Kerozene affirme une deuxième fois la plume trempée du réalisme le plus cru de l’autrice belge Adeline Dieudonné. Une galerie de portraits fenêtrés qui s’entortillent autour de la clignotante station-service.
23h12. Une station-service le long de l’autoroute, une nuit d’été. Si on compte le cheval mais qu’on exclut le cadavre, quatorze personnes sont présentes à cette heure précise.
Kerozene s’ouvre sur ces deux phrases en une comédie humaine des plus burlesques et pourtant des plus humainement cruelles.
Kerozene, ce n’est pas le pire de l’humanité, ce ne sont pas des atrocités inimaginables. Juste la réalité, la vraie vie si on se rappelle le premier roman d’Adeline Dieudonné, dans tout ce qu’elle comporte de moins glorieux. Pas de détour ni de jolie formule, on casse tes petits clichés bien ancrés, tout le monde en prend pour son grade.

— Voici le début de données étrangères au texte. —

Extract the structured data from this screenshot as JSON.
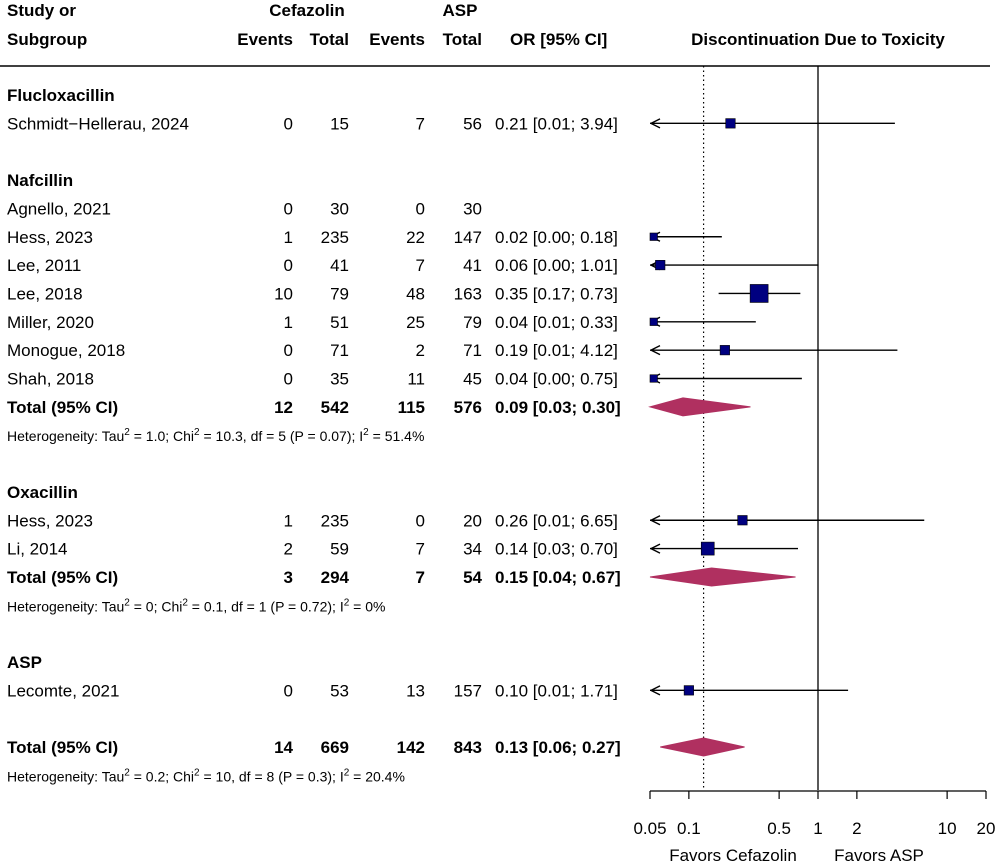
{
  "headers": {
    "study_line1": "Study or",
    "study_line2": "Subgroup",
    "group1": "Cefazolin",
    "group2": "ASP",
    "events": "Events",
    "total": "Total",
    "or_ci": "OR [95% CI]",
    "plot_title": "Discontinuation Due to Toxicity"
  },
  "chart_data": {
    "type": "forest",
    "title": "Discontinuation Due to Toxicity",
    "x_scale": "log",
    "xlim": [
      0.05,
      20
    ],
    "x_ticks": [
      0.05,
      0.1,
      0.5,
      1,
      2,
      10,
      20
    ],
    "x_tick_labels": [
      "0.05",
      "0.1",
      "0.5",
      "1",
      "2",
      "10",
      "20"
    ],
    "null_line": 1,
    "overall_line": 0.13,
    "favors_left": "Favors Cefazolin",
    "favors_right": "Favors ASP",
    "colors": {
      "square": "#000080",
      "diamond": "#B03060"
    },
    "rows": [
      {
        "kind": "group",
        "label": "Flucloxacillin"
      },
      {
        "kind": "study",
        "label": "Schmidt−Hellerau, 2024",
        "e1": "0",
        "n1": "15",
        "e2": "7",
        "n2": "56",
        "or_text": "0.21 [0.01; 3.94]",
        "or": 0.21,
        "lo": 0.01,
        "hi": 3.94,
        "weight": 0.9
      },
      {
        "kind": "blank"
      },
      {
        "kind": "group",
        "label": "Nafcillin"
      },
      {
        "kind": "study",
        "label": "Agnello, 2021",
        "e1": "0",
        "n1": "30",
        "e2": "0",
        "n2": "30",
        "or_text": ""
      },
      {
        "kind": "study",
        "label": "Hess, 2023",
        "e1": "1",
        "n1": "235",
        "e2": "22",
        "n2": "147",
        "or_text": "0.02 [0.00; 0.18]",
        "or": 0.02,
        "lo": 0.0,
        "hi": 0.18,
        "weight": 0.5
      },
      {
        "kind": "study",
        "label": "Lee, 2011",
        "e1": "0",
        "n1": "41",
        "e2": "7",
        "n2": "41",
        "or_text": "0.06 [0.00; 1.01]",
        "or": 0.06,
        "lo": 0.0,
        "hi": 1.01,
        "weight": 0.9
      },
      {
        "kind": "study",
        "label": "Lee, 2018",
        "e1": "10",
        "n1": "79",
        "e2": "48",
        "n2": "163",
        "or_text": "0.35 [0.17; 0.73]",
        "or": 0.35,
        "lo": 0.17,
        "hi": 0.73,
        "weight": 2.6
      },
      {
        "kind": "study",
        "label": "Miller, 2020",
        "e1": "1",
        "n1": "51",
        "e2": "25",
        "n2": "79",
        "or_text": "0.04 [0.01; 0.33]",
        "or": 0.04,
        "lo": 0.01,
        "hi": 0.33,
        "weight": 0.5
      },
      {
        "kind": "study",
        "label": "Monogue, 2018",
        "e1": "0",
        "n1": "71",
        "e2": "2",
        "n2": "71",
        "or_text": "0.19 [0.01; 4.12]",
        "or": 0.19,
        "lo": 0.01,
        "hi": 4.12,
        "weight": 0.9
      },
      {
        "kind": "study",
        "label": "Shah, 2018",
        "e1": "0",
        "n1": "35",
        "e2": "11",
        "n2": "45",
        "or_text": "0.04 [0.00; 0.75]",
        "or": 0.04,
        "lo": 0.0,
        "hi": 0.75,
        "weight": 0.5
      },
      {
        "kind": "total",
        "label": "Total (95% CI)",
        "e1": "12",
        "n1": "542",
        "e2": "115",
        "n2": "576",
        "or_text": "0.09 [0.03; 0.30]",
        "or": 0.09,
        "lo": 0.03,
        "hi": 0.3
      },
      {
        "kind": "het",
        "text": "Heterogeneity: Tau",
        "t2": " = 1.0; Chi",
        "t3": " = 10.3, df = 5 (P = 0.07); I",
        "t4": " = 51.4%"
      },
      {
        "kind": "blank"
      },
      {
        "kind": "group",
        "label": "Oxacillin"
      },
      {
        "kind": "study",
        "label": "Hess, 2023",
        "e1": "1",
        "n1": "235",
        "e2": "0",
        "n2": "20",
        "or_text": "0.26 [0.01; 6.65]",
        "or": 0.26,
        "lo": 0.01,
        "hi": 6.65,
        "weight": 0.9
      },
      {
        "kind": "study",
        "label": "Li, 2014",
        "e1": "2",
        "n1": "59",
        "e2": "7",
        "n2": "34",
        "or_text": "0.14 [0.03; 0.70]",
        "or": 0.14,
        "lo": 0.03,
        "hi": 0.7,
        "weight": 1.6
      },
      {
        "kind": "total",
        "label": "Total (95% CI)",
        "e1": "3",
        "n1": "294",
        "e2": "7",
        "n2": "54",
        "or_text": "0.15 [0.04; 0.67]",
        "or": 0.15,
        "lo": 0.04,
        "hi": 0.67
      },
      {
        "kind": "het",
        "text": "Heterogeneity: Tau",
        "t2": " = 0; Chi",
        "t3": " = 0.1, df = 1 (P = 0.72); I",
        "t4": " = 0%"
      },
      {
        "kind": "blank"
      },
      {
        "kind": "group",
        "label": "ASP"
      },
      {
        "kind": "study",
        "label": "Lecomte, 2021",
        "e1": "0",
        "n1": "53",
        "e2": "13",
        "n2": "157",
        "or_text": "0.10 [0.01; 1.71]",
        "or": 0.1,
        "lo": 0.01,
        "hi": 1.71,
        "weight": 0.9
      },
      {
        "kind": "blank"
      },
      {
        "kind": "total",
        "label": "Total (95% CI)",
        "e1": "14",
        "n1": "669",
        "e2": "142",
        "n2": "843",
        "or_text": "0.13 [0.06; 0.27]",
        "or": 0.13,
        "lo": 0.06,
        "hi": 0.27
      },
      {
        "kind": "het",
        "text": "Heterogeneity: Tau",
        "t2": " = 0.2; Chi",
        "t3": " = 10, df = 8 (P = 0.3); I",
        "t4": " = 20.4%"
      }
    ]
  }
}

Les couples qui font semblant de s’entendre, l’exploitation de femmes immigrées, les dauphins ou les chevaux, les enfants ou petits-enfants qui doivent gérer tant bien que mal la vieillesse de leurs proches, les vices inavouables que l’on porte pour supporter la vie, le terrorisme, le choix de disposer de son corps comme on l’entend…
Tant de sujets de société abordés sous un angle qui reste généralement sous le tapis, loin d’être étalés comme toutes les inepties qui se targuent d’aborder les sujets essentiels. Kerozene n’est pas le roman « feel good » de l’été. Il est là pour nous rappeler qu’on ne peut pas se dérober à cette humanité qui est aussi la nôtre. Que même si ce n’est pas sous notre toit, ça existe, et que c’est à nous aussi de transmettre le remède aux clichés et à la superficialité grandissante.

Et je crois que c’est ce côté brut, trivial, qui m’a tenue en haleine, parce que j’ai vraiment eu le sentiment de ne pas lire ce qu’on nous sert des milliers de fois dans les romans. Toutefois, le style ne m’a pas marquée par son originalité littéraire ni sa dextérité, avec des personnages aux voix similaires et aux raisons d’agir assez floues. Mais je savais ce que je venais chercher chez Adeline Dieudonné, et je n’ai pas été déçue, même si la Vraie Vie m’avait davantage conquise avec son côté plus candide et moins trash.
Si la station-service est un prétexte quasi littéraire pour tisser le destin de tous les personnages entre eux à la manière d’une comédie humaine contemporaine, elle n’aura guère joué le rôle d’intrigue. Son mérite revient à avoir ouvert et refermé le quotidien entrebâillé de toutes ces vies à la manière de nouvelles, à nous avoir permis, pour certains, certaines situations, d’ouvrir les yeux et de sortir de la caverne.